While read by this reader in the spirit in which it was meant, on this side of the pond a ‘fanny’ is something altogether different. :blink:
Apart from that, nice review… shame I just retired my Treo *sigh*
robertj49:
There’s a link in the 2nd paragraph to the Freeware palm site. Here you go:
http://www.freewarepalm.com/utilities/nvbackup.shtml
Yes, it’s 2013, I still use my TX. I don’t like how the smartphone apps.all want permission to datamine my device. Question, is this NV Backup file able to be exported to Outlook, or a calendar like Palm desktop? Windows 7 isn’t supported for synching, HP KILLED the Palm updates. Suggestions for a functional software?
@Palmtx: “Question, is this NV Backup file able to be exported to Outlook, or a calendar like Palm desktop?”
Huh? How would you export it to Outlook or Palm Desktop? It’s a backup program.

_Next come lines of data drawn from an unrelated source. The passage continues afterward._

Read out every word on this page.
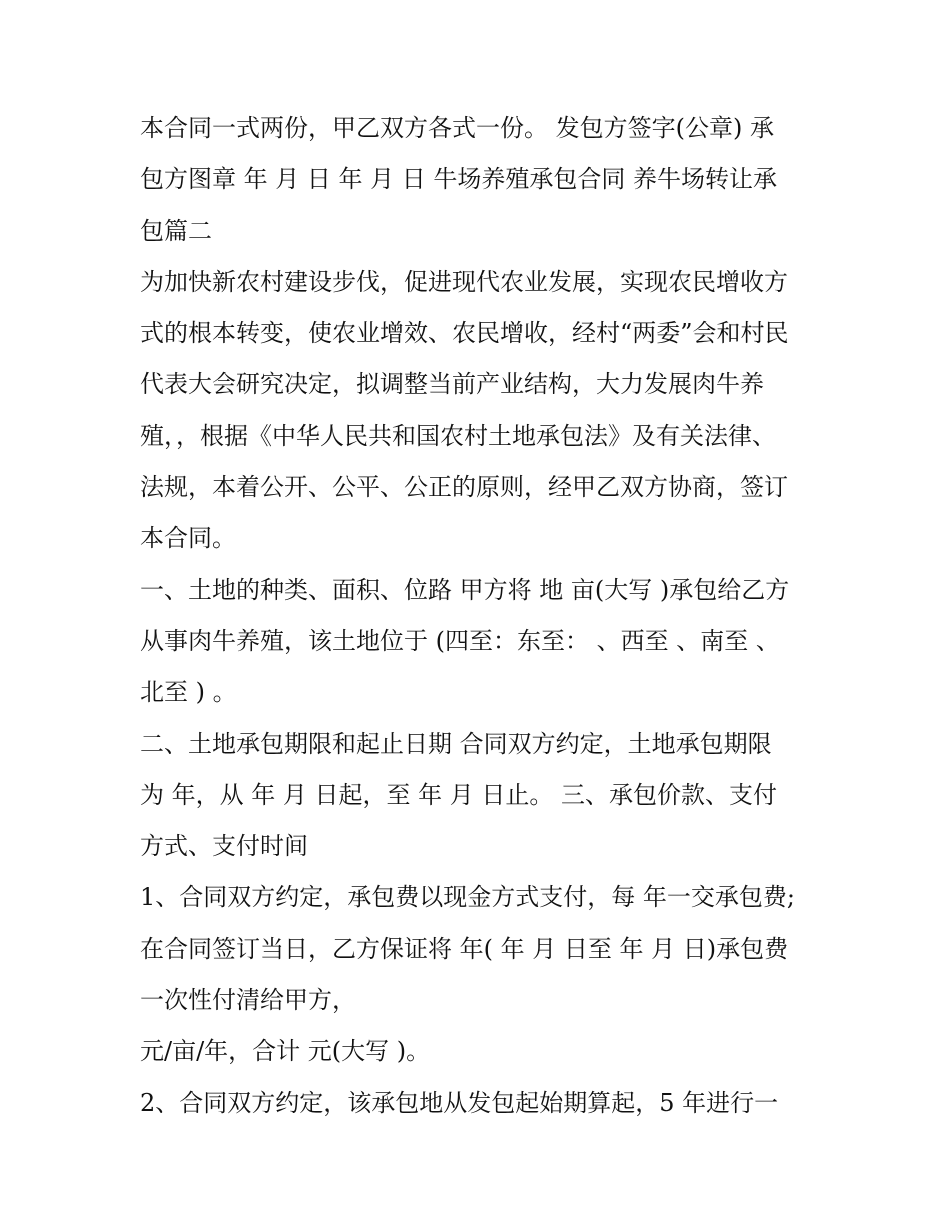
本合同一式两份，甲乙双方各式一份。 发包方签字(公章) 承
包方图章 年 月 日 年 月 日 牛场养殖承包合同 养牛场转让承
包篇二
为加快新农村建设步伐，促进现代农业发展，实现农民增收方
式的根本转变，使农业增效、农民增收，经村“两委”会和村民
代表大会研究决定，拟调整当前产业结构，大力发展肉牛养
殖，，根据《中华人民共和国农村土地承包法》及有关法律、
法规，本着公开、公平、公正的原则，经甲乙双方协商，签订
本合同。
一、土地的种类、面积、位路 甲方将 地 亩(大写 )承包给乙方
从事肉牛养殖，该土地位于 (四至：东至： 、西至 、南至 、
北至 ) 。
二、土地承包期限和起止日期 合同双方约定，土地承包期限
为 年，从 年 月 日起，至 年 月 日止。 三、承包价款、支付
方式、支付时间
1、合同双方约定，承包费以现金方式支付，每 年一交承包费;
在合同签订当日，乙方保证将 年( 年 月 日至 年 月 日)承包费
一次性付清给甲方，
元/亩/年，合计 元(大写 )。
2、合同双方约定，该承包地从发包起始期算起，5 年进行一
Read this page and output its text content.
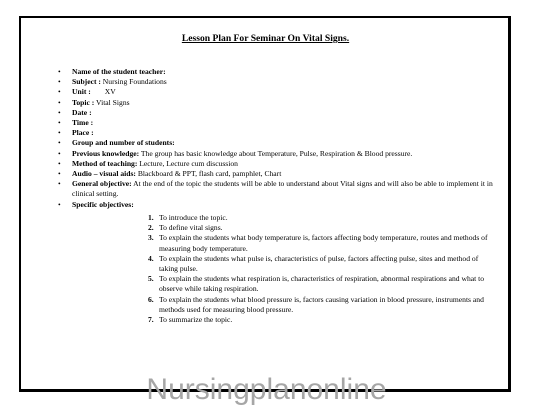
Lesson Plan For Seminar On Vital Signs.
• Name of the student teacher:
• Subject : Nursing Foundations
• Unit : XV
• Topic : Vital Signs
• Date :
• Time :
• Place :
• Group and number of students:
• Previous knowledge: The group has basic knowledge about Temperature, Pulse, Respiration & Blood pressure.
• Method of teaching: Lecture, Lecture cum discussion
• Audio – visual aids: Blackboard & PPT, flash card, pamphlet, Chart
• General objective: At the end of the topic the students will be able to understand about Vital signs and will also be able to implement it in clinical setting.
• Specific objectives:
1. To introduce the topic.
2. To define vital signs.
3. To explain the students what body temperature is, factors affecting body temperature, routes and methods of measuring body temperature.
4. To explain the students what pulse is, characteristics of pulse, factors affecting pulse, sites and method of taking pulse.
5. To explain the students what respiration is, characteristics of respiration, abnormal respirations and what to observe while taking respiration.
6. To explain the students what blood pressure is, factors causing variation in blood pressure, instruments and methods used for measuring blood pressure.
7. To summarize the topic.
Nursingplanonline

Each backup set is a directory on the expansion card in /Palm/Programs/NVBackup. Each backed up file is compressed by a PalmOS port of zlib which gives gzip compatible compression, to reduce the space that backup set takes on the card.
If you want to get the backup set elsewhere for safe keeping, stick the card into a card reader and copy the backup set to a preferred location on your hard drive. SD cards are formatted as FAT32 volumes, and Windows will see them as a drive.
Hotsync ought to work on Win7. One gotcha is multi-core systems. Hotsync seems allergic to multi-core machines, and needs to have the affinity set to restrict it to running on a specific core. (Symptoms of the allergy here under XP were BSODs, which seem to have cleared up since setting the affinity.)
I was recently given a TX and have been gradually restoring the configuration from my old Tapwave Zodiac, and finding out the hard way what does and does not work. NVBackup has been a life saver, as multiple hard resets and restores pave the road to stability.